I envy Fromartz. He is a bread geek extraordinaire. He bakes beautiful sourdough loaves for his family (neighbor kids rush over to beg for slices when that telltale aroma wafts from his kitchen window). He once entered a baguette contest against the best bakers in Washington, D. C. (his home) and won. When Alice Waters of Chez Panisse—no slouch when it comes to appreciating great bread—held a benefit in Washington, she requested that Fromartz provide the bread.
In Search of the Perfect Loaf is a seamless blend of memoir and how-to. Serious bread bakers will want this book for the how-to information it contains. For four years Fromartz traveled to bakeries from Berlin, to Paris, to New York, and California and worked elbow to elbow with the world’s finest bread bakers, and makes readers feel like they, too, are participating. His journey makes for a fascinating story in its own right, populated with vividly drawn characters, every one a dedicated fanatic.

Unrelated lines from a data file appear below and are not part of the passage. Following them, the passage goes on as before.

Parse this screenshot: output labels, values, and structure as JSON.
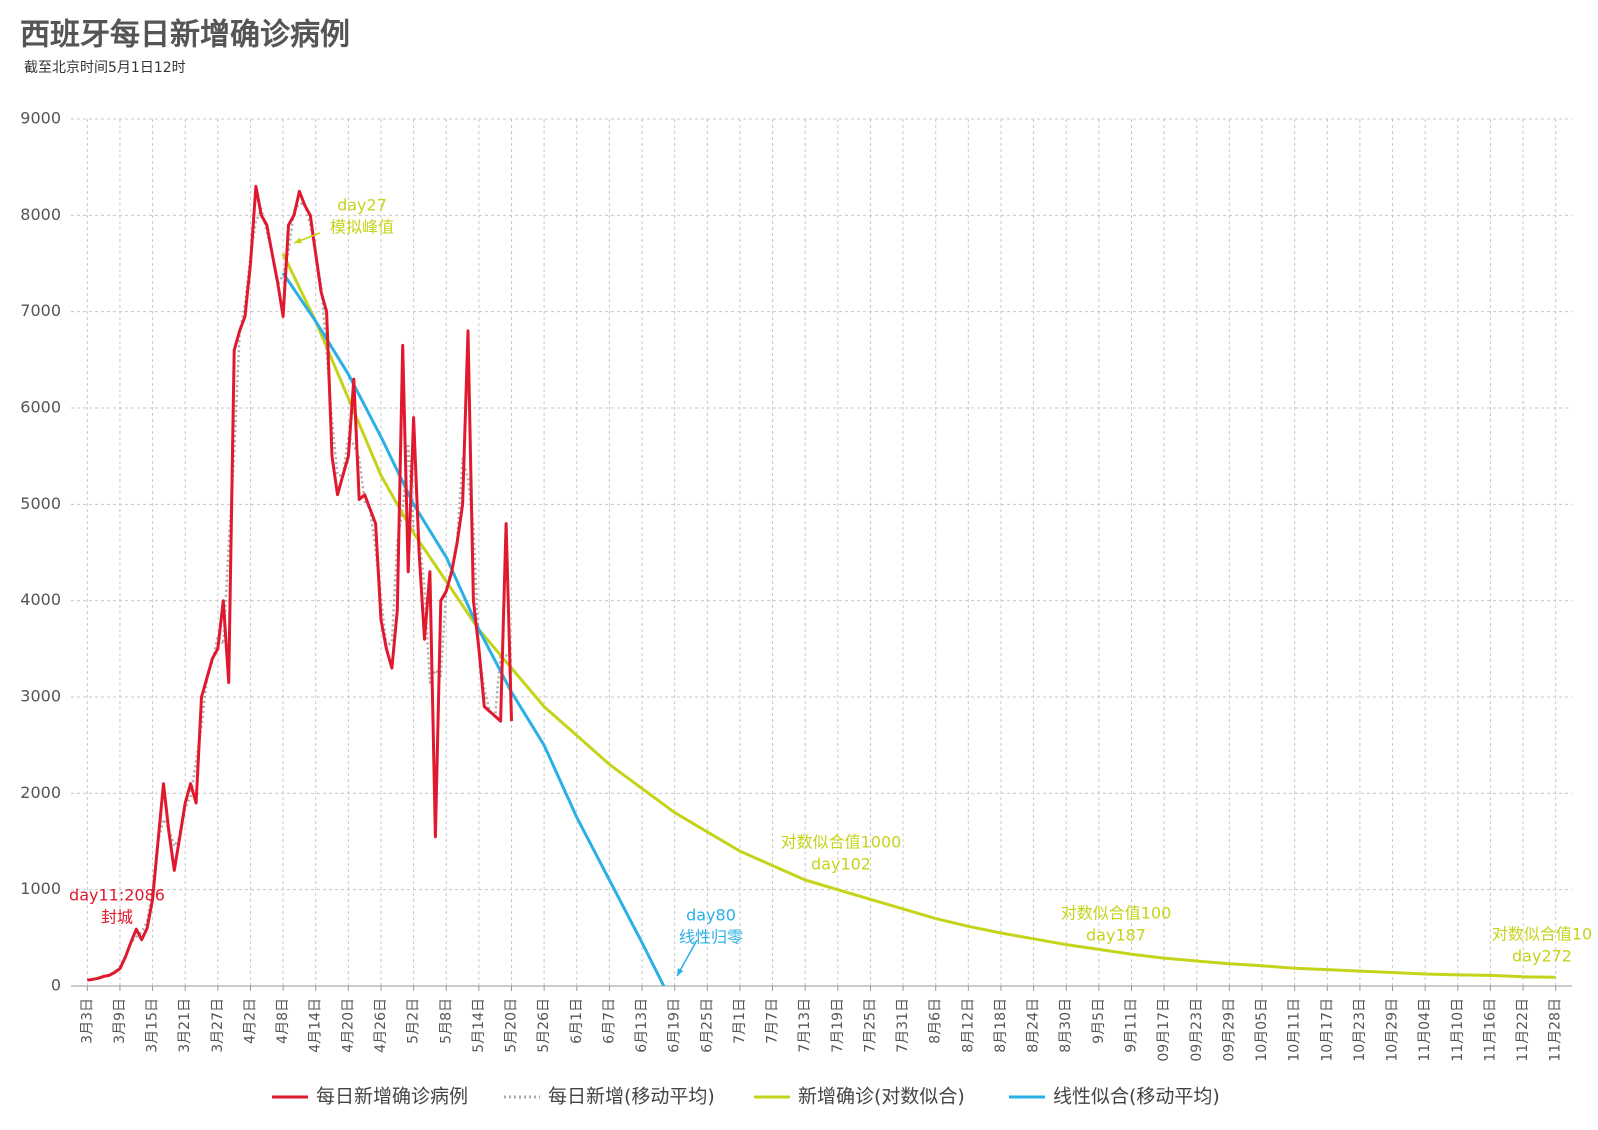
{
  "chart_data": {
    "type": "line",
    "title": "西班牙每日新增确诊病例",
    "subtitle": "截至北京时间5月1日12时",
    "xlim": [
      -3,
      273
    ],
    "xticks": [
      {
        "value": 0,
        "label": "3月3日"
      },
      {
        "value": 6,
        "label": "3月9日"
      },
      {
        "value": 12,
        "label": "3月15日"
      },
      {
        "value": 18,
        "label": "3月21日"
      },
      {
        "value": 24,
        "label": "3月27日"
      },
      {
        "value": 30,
        "label": "4月2日"
      },
      {
        "value": 36,
        "label": "4月8日"
      },
      {
        "value": 42,
        "label": "4月14日"
      },
      {
        "value": 48,
        "label": "4月20日"
      },
      {
        "value": 54,
        "label": "4月26日"
      },
      {
        "value": 60,
        "label": "5月2日"
      },
      {
        "value": 66,
        "label": "5月8日"
      },
      {
        "value": 72,
        "label": "5月14日"
      },
      {
        "value": 78,
        "label": "5月20日"
      },
      {
        "value": 84,
        "label": "5月26日"
      },
      {
        "value": 90,
        "label": "6月1日"
      },
      {
        "value": 96,
        "label": "6月7日"
      },
      {
        "value": 102,
        "label": "6月13日"
      },
      {
        "value": 108,
        "label": "6月19日"
      },
      {
        "value": 114,
        "label": "6月25日"
      },
      {
        "value": 120,
        "label": "7月1日"
      },
      {
        "value": 126,
        "label": "7月7日"
      },
      {
        "value": 132,
        "label": "7月13日"
      },
      {
        "value": 138,
        "label": "7月19日"
      },
      {
        "value": 144,
        "label": "7月25日"
      },
      {
        "value": 150,
        "label": "7月31日"
      },
      {
        "value": 156,
        "label": "8月6日"
      },
      {
        "value": 162,
        "label": "8月12日"
      },
      {
        "value": 168,
        "label": "8月18日"
      },
      {
        "value": 174,
        "label": "8月24日"
      },
      {
        "value": 180,
        "label": "8月30日"
      },
      {
        "value": 186,
        "label": "9月5日"
      },
      {
        "value": 192,
        "label": "9月11日"
      },
      {
        "value": 198,
        "label": "09月17日"
      },
      {
        "value": 204,
        "label": "09月23日"
      },
      {
        "value": 210,
        "label": "09月29日"
      },
      {
        "value": 216,
        "label": "10月05日"
      },
      {
        "value": 222,
        "label": "10月11日"
      },
      {
        "value": 228,
        "label": "10月17日"
      },
      {
        "value": 234,
        "label": "10月23日"
      },
      {
        "value": 240,
        "label": "10月29日"
      },
      {
        "value": 246,
        "label": "11月04日"
      },
      {
        "value": 252,
        "label": "11月10日"
      },
      {
        "value": 258,
        "label": "11月16日"
      },
      {
        "value": 264,
        "label": "11月22日"
      },
      {
        "value": 270,
        "label": "11月28日"
      }
    ],
    "ylim": [
      0,
      9000
    ],
    "yticks": [
      0,
      1000,
      2000,
      3000,
      4000,
      5000,
      6000,
      7000,
      8000,
      9000
    ],
    "grid": true,
    "legend": "bottom",
    "series": [
      {
        "name": "每日新增确诊病例",
        "color": "#e0192e",
        "style": "solid",
        "x": [
          0,
          1,
          2,
          3,
          4,
          5,
          6,
          7,
          8,
          9,
          10,
          11,
          12,
          13,
          14,
          15,
          16,
          17,
          18,
          19,
          20,
          21,
          22,
          23,
          24,
          25,
          26,
          27,
          28,
          29,
          30,
          31,
          32,
          33,
          34,
          35,
          36,
          37,
          38,
          39,
          40,
          41,
          42,
          43,
          44,
          45,
          46,
          47,
          48,
          49,
          50,
          51,
          52,
          53,
          54,
          55,
          56,
          57,
          58,
          59,
          60,
          61,
          62,
          63,
          64,
          65,
          66,
          67,
          68,
          69,
          70,
          71,
          72,
          73,
          74,
          75,
          76,
          77,
          78
        ],
        "values": [
          60,
          70,
          80,
          100,
          110,
          140,
          180,
          300,
          450,
          590,
          480,
          600,
          900,
          1500,
          2100,
          1600,
          1200,
          1550,
          1900,
          2100,
          1900,
          3000,
          3200,
          3400,
          3500,
          4000,
          3150,
          6600,
          6800,
          6950,
          7500,
          8300,
          8000,
          7900,
          7600,
          7300,
          6950,
          7900,
          8000,
          8250,
          8100,
          8000,
          7600,
          7200,
          7000,
          5500,
          5100,
          5300,
          5500,
          6300,
          5050,
          5100,
          4950,
          4800,
          3800,
          3500,
          3300,
          3900,
          6650,
          4300,
          5900,
          4500,
          3600,
          4300,
          1550,
          4000,
          4100,
          4300,
          4600,
          5000,
          6800,
          4000,
          3500,
          2900,
          2850,
          2800,
          2750,
          4800,
          2750
        ]
      },
      {
        "name": "每日新增(移动平均)",
        "color": "#aaaaaa",
        "style": "dotted",
        "x": [
          0,
          1,
          2,
          3,
          4,
          5,
          6,
          7,
          8,
          9,
          10,
          11,
          12,
          13,
          14,
          15,
          16,
          17,
          18,
          19,
          20,
          21,
          22,
          23,
          24,
          25,
          26,
          27,
          28,
          29,
          30,
          31,
          32,
          33,
          34,
          35,
          36,
          37,
          38,
          39,
          40,
          41,
          42,
          43,
          44,
          45,
          46,
          47,
          48,
          49,
          50,
          51,
          52,
          53,
          54,
          55,
          56,
          57,
          58,
          59,
          60,
          61,
          62,
          63,
          64,
          65,
          66,
          67,
          68,
          69,
          70,
          71,
          72,
          73,
          74,
          75,
          76,
          77,
          78
        ],
        "values": [
          65,
          70,
          85,
          95,
          115,
          145,
          200,
          310,
          450,
          510,
          560,
          670,
          1000,
          1500,
          1730,
          1630,
          1450,
          1550,
          1850,
          1970,
          2330,
          2700,
          3200,
          3370,
          3630,
          3550,
          4580,
          5520,
          6780,
          7080,
          7580,
          7930,
          8070,
          7830,
          7600,
          7280,
          7380,
          7620,
          8050,
          8120,
          8120,
          7900,
          7600,
          7270,
          6570,
          5870,
          5300,
          5300,
          5700,
          5620,
          5480,
          5030,
          4950,
          4520,
          4030,
          3530,
          3570,
          4620,
          4950,
          5630,
          4730,
          4670,
          4130,
          3150,
          3280,
          3220,
          4130,
          4330,
          4630,
          5470,
          5270,
          4770,
          3470,
          3080,
          2850,
          2800,
          3450,
          3430,
          3500
        ]
      },
      {
        "name": "新增确诊(对数似合)",
        "color": "#c5d31a",
        "style": "solid",
        "x": [
          36,
          42,
          48,
          54,
          60,
          66,
          72,
          78,
          84,
          90,
          96,
          102,
          108,
          114,
          120,
          126,
          132,
          138,
          144,
          150,
          156,
          162,
          168,
          174,
          180,
          186,
          192,
          198,
          204,
          210,
          216,
          222,
          228,
          234,
          240,
          246,
          252,
          258,
          264,
          270
        ],
        "values": [
          7600,
          6900,
          6100,
          5300,
          4700,
          4200,
          3700,
          3300,
          2900,
          2600,
          2300,
          2050,
          1800,
          1600,
          1400,
          1250,
          1100,
          1000,
          900,
          800,
          700,
          620,
          550,
          490,
          430,
          380,
          330,
          290,
          260,
          230,
          210,
          185,
          170,
          155,
          140,
          125,
          115,
          110,
          95,
          90
        ]
      },
      {
        "name": "线性似合(移动平均)",
        "color": "#2bb0e6",
        "style": "solid",
        "x": [
          36,
          42,
          48,
          54,
          60,
          66,
          72,
          78,
          84,
          90,
          96,
          102,
          106
        ],
        "values": [
          7400,
          6900,
          6350,
          5700,
          5000,
          4450,
          3700,
          3050,
          2500,
          1750,
          1100,
          450,
          0
        ]
      }
    ],
    "annotations": [
      {
        "lines": [
          "day11:2086",
          "封城"
        ],
        "color": "#e0192e"
      },
      {
        "lines": [
          "day27",
          "模拟峰值"
        ],
        "color": "#c5d31a"
      },
      {
        "lines": [
          "day80",
          "线性归零"
        ],
        "color": "#2bb0e6"
      },
      {
        "lines": [
          "对数似合值1000",
          "day102"
        ],
        "color": "#c5d31a"
      },
      {
        "lines": [
          "对数似合值100",
          "day187"
        ],
        "color": "#c5d31a"
      },
      {
        "lines": [
          "对数似合值10",
          "day272"
        ],
        "color": "#c5d31a"
      }
    ]
  }
}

Unlike Fromartz, I am a bread geek manqué. I like to think of myself as the type of guy who wakes up at dawn, gets his hands all flour-y, and turns out perfect loaf after perfect loaf from a starter that came down to me from a genuine Forty-Niner. Alas, my one and only attempt at sourdough bread produced a product that was the size, weight, and texture of a paving stone. I have neither the patience nor the powers of observation to make anything that requires more than a packet of store-bought yeast and a couple of hours rising time on the kitchen counter. Besides, my neighbor down the road bakes splendid bread in his wood-fired oven and sells it at our weekly farmers’ market for less than four bucks a loaf. Why bother?
But thanks to Fromartz, I feel for the first time that I know what bread really is. I understand the mysterious lives of the yeasts that make a miracle out of flour and water. I understand how wheat becomes flour, and know about the other grains that go into breads. And most important, I see the care and craft that go into making “real” bread.

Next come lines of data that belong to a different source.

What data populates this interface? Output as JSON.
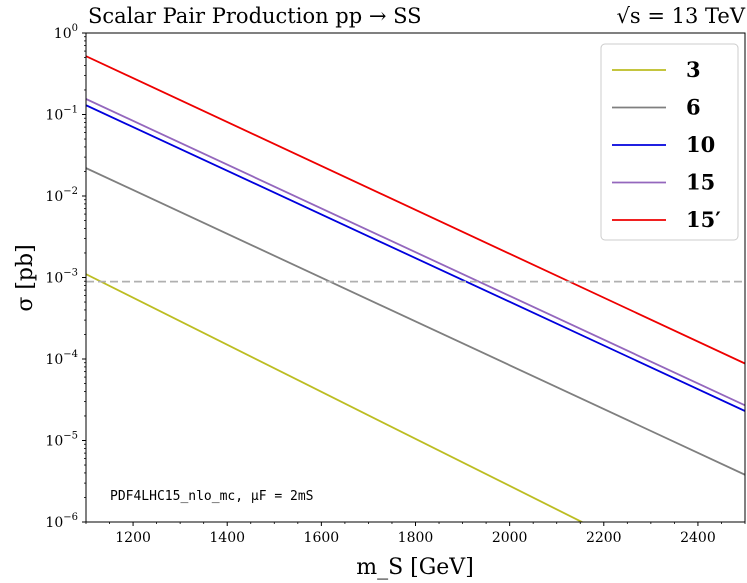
{
  "chart_data": {
    "type": "line",
    "title_left": "Scalar Pair Production pp → SS",
    "title_right": "√s = 13 TeV",
    "xlabel": "m_S [GeV]",
    "ylabel": "σ [pb]",
    "x_scale": "linear",
    "y_scale": "log",
    "xlim": [
      1100,
      2500
    ],
    "ylim": [
      1e-06,
      1
    ],
    "x_ticks": [
      1200,
      1400,
      1600,
      1800,
      2000,
      2200,
      2400
    ],
    "y_ticks": [
      -6,
      -5,
      -4,
      -3,
      -2,
      -1,
      0
    ],
    "grid": false,
    "legend_position": "top-right",
    "reference_line": {
      "y": 0.00089,
      "style": "dashed",
      "color": "#b0b0b0"
    },
    "annotation": "PDF4LHC15_nlo_mc, μF = 2mS",
    "series": [
      {
        "name": "3",
        "color": "#bcbd22",
        "x": [
          1100,
          2500
        ],
        "y": [
          0.0011,
          1e-07
        ]
      },
      {
        "name": "6",
        "color": "#7f7f7f",
        "x": [
          1100,
          2500
        ],
        "y": [
          0.022,
          3.8e-06
        ]
      },
      {
        "name": "10",
        "color": "#0000dd",
        "x": [
          1100,
          2500
        ],
        "y": [
          0.13,
          2.3e-05
        ]
      },
      {
        "name": "15",
        "color": "#9467bd",
        "x": [
          1100,
          2500
        ],
        "y": [
          0.155,
          2.7e-05
        ]
      },
      {
        "name": "15′",
        "color": "#ee0000",
        "x": [
          1100,
          2500
        ],
        "y": [
          0.52,
          8.8e-05
        ]
      }
    ]
  }
}
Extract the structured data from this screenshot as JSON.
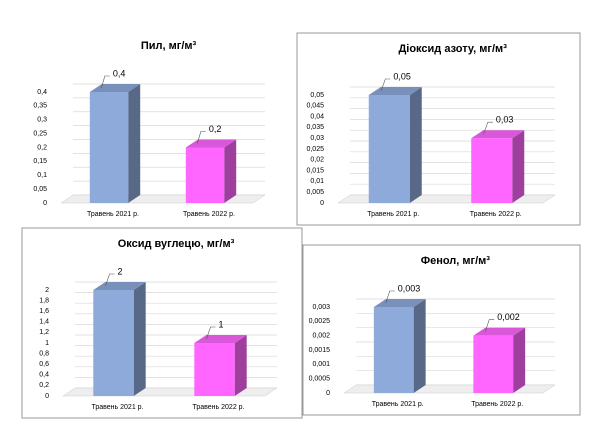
{
  "chart_data": [
    {
      "type": "bar",
      "title": "Пил, мг/м³",
      "categories": [
        "Травень 2021 р.",
        "Травень 2022 р."
      ],
      "values": [
        0.4,
        0.2
      ],
      "value_labels": [
        "0,4",
        "0,2"
      ],
      "colors": [
        "#8eaadb",
        "#ff66ff"
      ],
      "ylim": [
        0,
        0.4
      ],
      "yticks": [
        0,
        {
          "value": 0.05,
          "label": "0,05"
        },
        {
          "value": 0.1,
          "label": "0,1"
        },
        {
          "value": 0.15,
          "label": "0,15"
        },
        {
          "value": 0.2,
          "label": "0,2"
        },
        {
          "value": 0.25,
          "label": "0,25"
        },
        {
          "value": 0.3,
          "label": "0,3"
        },
        {
          "value": 0.35,
          "label": "0,35"
        },
        {
          "value": 0.4,
          "label": "0,4"
        }
      ],
      "grid": true
    },
    {
      "type": "bar",
      "title": "Діоксид азоту, мг/м³",
      "categories": [
        "Травень 2021 р.",
        "Травень 2022 р."
      ],
      "values": [
        0.05,
        0.03
      ],
      "value_labels": [
        "0,05",
        "0,03"
      ],
      "colors": [
        "#8eaadb",
        "#ff66ff"
      ],
      "ylim": [
        0,
        0.05
      ],
      "yticks": [
        0,
        {
          "value": 0.005,
          "label": "0,005"
        },
        {
          "value": 0.01,
          "label": "0,01"
        },
        {
          "value": 0.015,
          "label": "0,015"
        },
        {
          "value": 0.02,
          "label": "0,02"
        },
        {
          "value": 0.025,
          "label": "0,025"
        },
        {
          "value": 0.03,
          "label": "0,03"
        },
        {
          "value": 0.035,
          "label": "0,035"
        },
        {
          "value": 0.04,
          "label": "0,04"
        },
        {
          "value": 0.045,
          "label": "0,045"
        },
        {
          "value": 0.05,
          "label": "0,05"
        }
      ],
      "grid": true
    },
    {
      "type": "bar",
      "title": "Оксид вуглецю, мг/м³",
      "categories": [
        "Травень 2021 р.",
        "Травень 2022 р."
      ],
      "values": [
        2,
        1
      ],
      "colors": [
        "#8eaadb",
        "#ff66ff"
      ],
      "ylim": [
        0,
        2
      ],
      "yticks": [
        0,
        {
          "value": 0.2,
          "label": "0,2"
        },
        {
          "value": 0.4,
          "label": "0,4"
        },
        {
          "value": 0.6,
          "label": "0,6"
        },
        {
          "value": 0.8,
          "label": "0,8"
        },
        1,
        {
          "value": 1.2,
          "label": "1,2"
        },
        {
          "value": 1.4,
          "label": "1,4"
        },
        {
          "value": 1.6,
          "label": "1,6"
        },
        {
          "value": 1.8,
          "label": "1,8"
        },
        2
      ],
      "grid": true
    },
    {
      "type": "bar",
      "title": "Фенол, мг/м³",
      "categories": [
        "Травень 2021 р.",
        "Травень 2022 р."
      ],
      "values": [
        0.003,
        0.002
      ],
      "value_labels": [
        "0,003",
        "0,002"
      ],
      "colors": [
        "#8eaadb",
        "#ff66ff"
      ],
      "ylim": [
        0,
        0.003
      ],
      "yticks": [
        0,
        {
          "value": 0.0005,
          "label": "0,0005"
        },
        {
          "value": 0.001,
          "label": "0,001"
        },
        {
          "value": 0.0015,
          "label": "0,0015"
        },
        {
          "value": 0.002,
          "label": "0,002"
        },
        {
          "value": 0.0025,
          "label": "0,0025"
        },
        {
          "value": 0.003,
          "label": "0,003"
        }
      ],
      "grid": true
    }
  ]
}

Even though he includes detailed, step-by-step recipes complete with timelines (“Morning, First Day; Evening, First Day, Second Day”) for nine different breads, it is evident that Fromartz feels that the most detailed instructions are far less useful to the novice bread baker than trial and many, many errors. But as this book makes clear, those errors are perhaps the most important ingredient in mastering the art of making a perfect loaf.